Herbin, Auguste (1882-1960) - 1925 The Red House (Sotheby's New York, 2007)
Oil on canvas; 116 by 89 cm.
Born in Quiévy, Nord, he studied drawing at the École des Beaux-Arts de Lille, from 1898 to 1901, when he settled in Paris. The initial influence of Impressionism and Post-Impressionism visible in paintings that he sent to the Salon des Indépendants in 1906 gradually gave way to an involvement with Cubism after his move in 1909 to the Bateau-Lavoir studios, where he met Pablo Picasso, Georges Braque and Juan Gris; he was also encouraged by his friendship with Wilhelm Uhde. His work was exhibited in the same room as that of Jean Metzinger, Albert Gleizes and Fernand Léger in the Salon des Indépendants of 1910, and in 1912 he participated in the influential Section d'Or exhibition.

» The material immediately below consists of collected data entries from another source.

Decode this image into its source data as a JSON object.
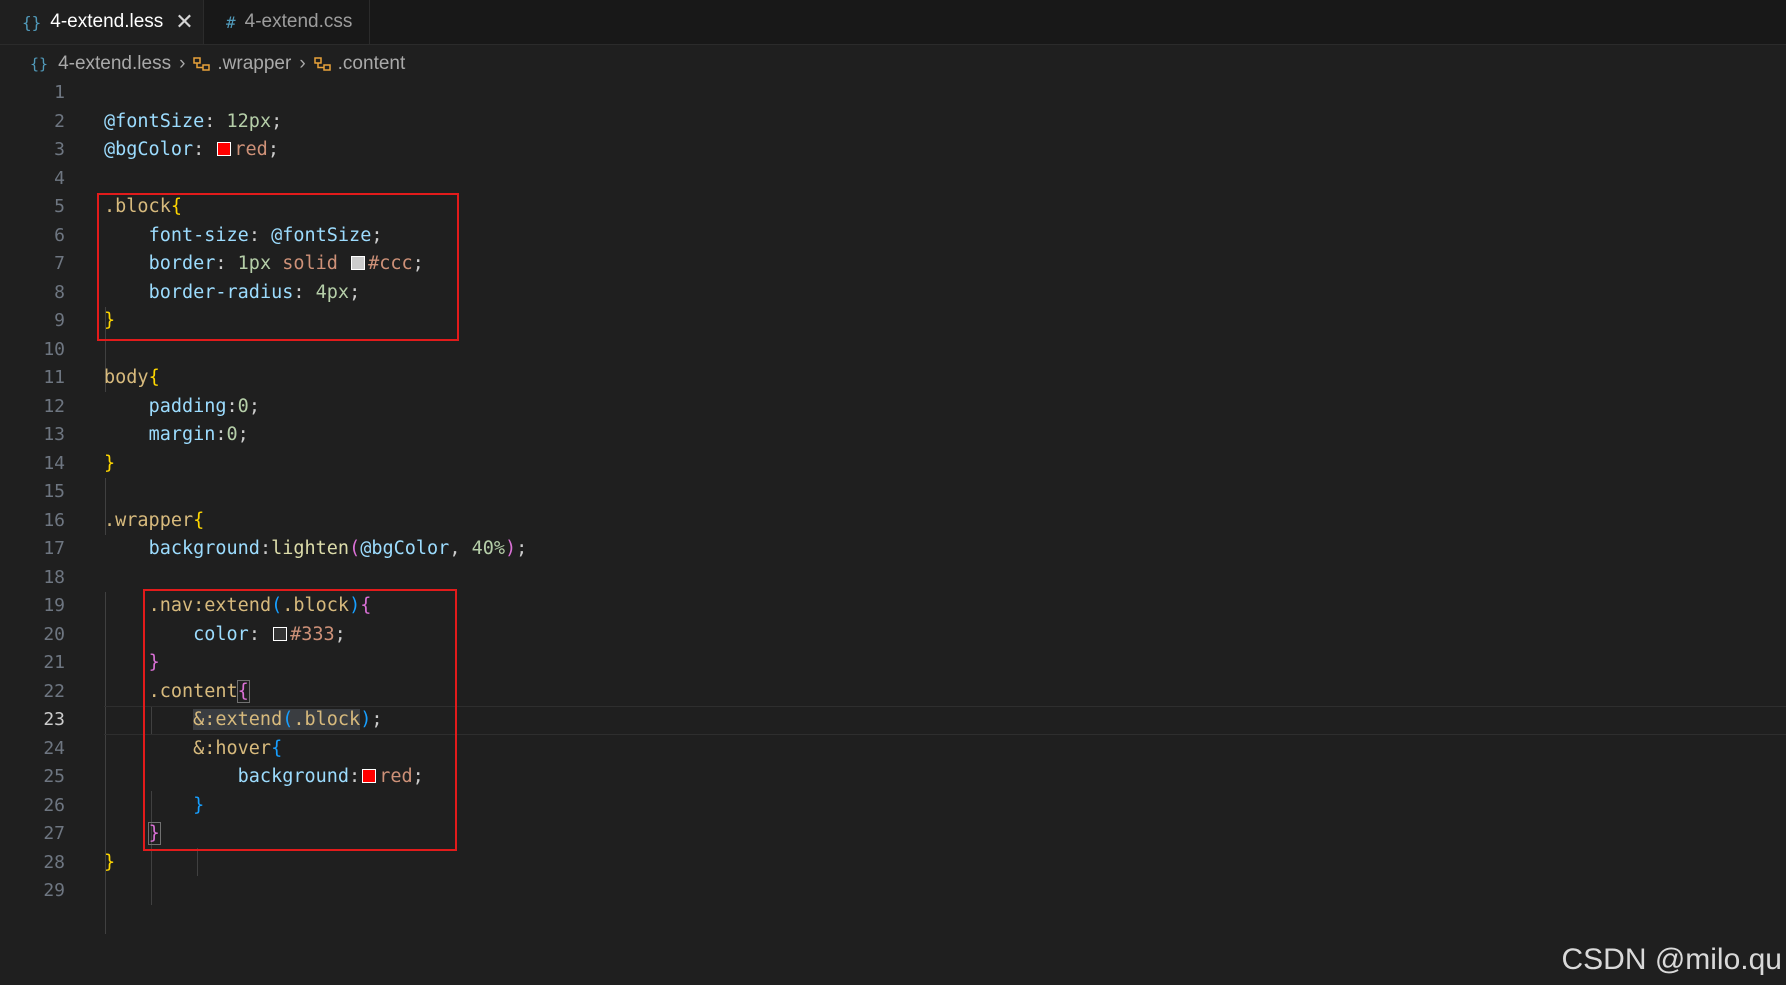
{
  "tabs": [
    {
      "label": "4-extend.less",
      "icon": "{}",
      "active": true
    },
    {
      "label": "4-extend.css",
      "icon": "#",
      "active": false
    }
  ],
  "breadcrumb": {
    "file": "4-extend.less",
    "symbols": [
      ".wrapper",
      ".content"
    ]
  },
  "current_line": 23,
  "code": {
    "fontsize_var": "@fontSize",
    "fontsize_val": "12px",
    "bgcolor_var": "@bgColor",
    "red_val": "red",
    "block_sel": ".block",
    "font_size_prop": "font-size",
    "border_prop": "border",
    "border_width": "1px",
    "border_style": "solid",
    "ccc_val": "#ccc",
    "border_radius_prop": "border-radius",
    "radius_val": "4px",
    "body_sel": "body",
    "padding_prop": "padding",
    "zero": "0",
    "margin_prop": "margin",
    "wrapper_sel": ".wrapper",
    "background_prop": "background",
    "lighten_fn": "lighten",
    "percent_val": "40%",
    "nav_sel": ".nav:extend",
    "color_prop": "color",
    "color333_val": "#333",
    "content_sel": ".content",
    "amp_extend": "&:extend",
    "amp_hover": "&:hover"
  },
  "swatch_colors": {
    "red": "#ff0000",
    "ccc": "#cccccc",
    "c333": "#333333"
  },
  "watermark": "CSDN @milo.qu",
  "colors": {
    "annotation_box": "#e21b1b",
    "editor_bg": "#1f1f1f"
  }
}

After producing his first abstract paintings in 1917, Herbin came to the attention of Léonce Rosenberg who, after World War I, made him part of the group centered on his Galerie de l'Effort Moderne and exhibited his work there on several occasions in 1918 and 1921. Herbin's radical reliefs of simple geometric forms in painted wood, such as Colored Wood Relief (1921; Paris, Musée National d'Art Moderne), challenged not only the status of the easel painting but also traditional figure–ground relationships. The incomprehension that greeted these reliefs and related furniture designs, even from those critics most favorably disposed towards Cubism, was such that until 1926 or 1927 he followed Rosenberg's advice to return to a representational style. Herbin himself later disowned landscapes, still-lifes and genre scenes of this period, such as Bowls Players (1923; Paris, Musée National d'Art Moderne), in which the objects were depicted as schematized volumes.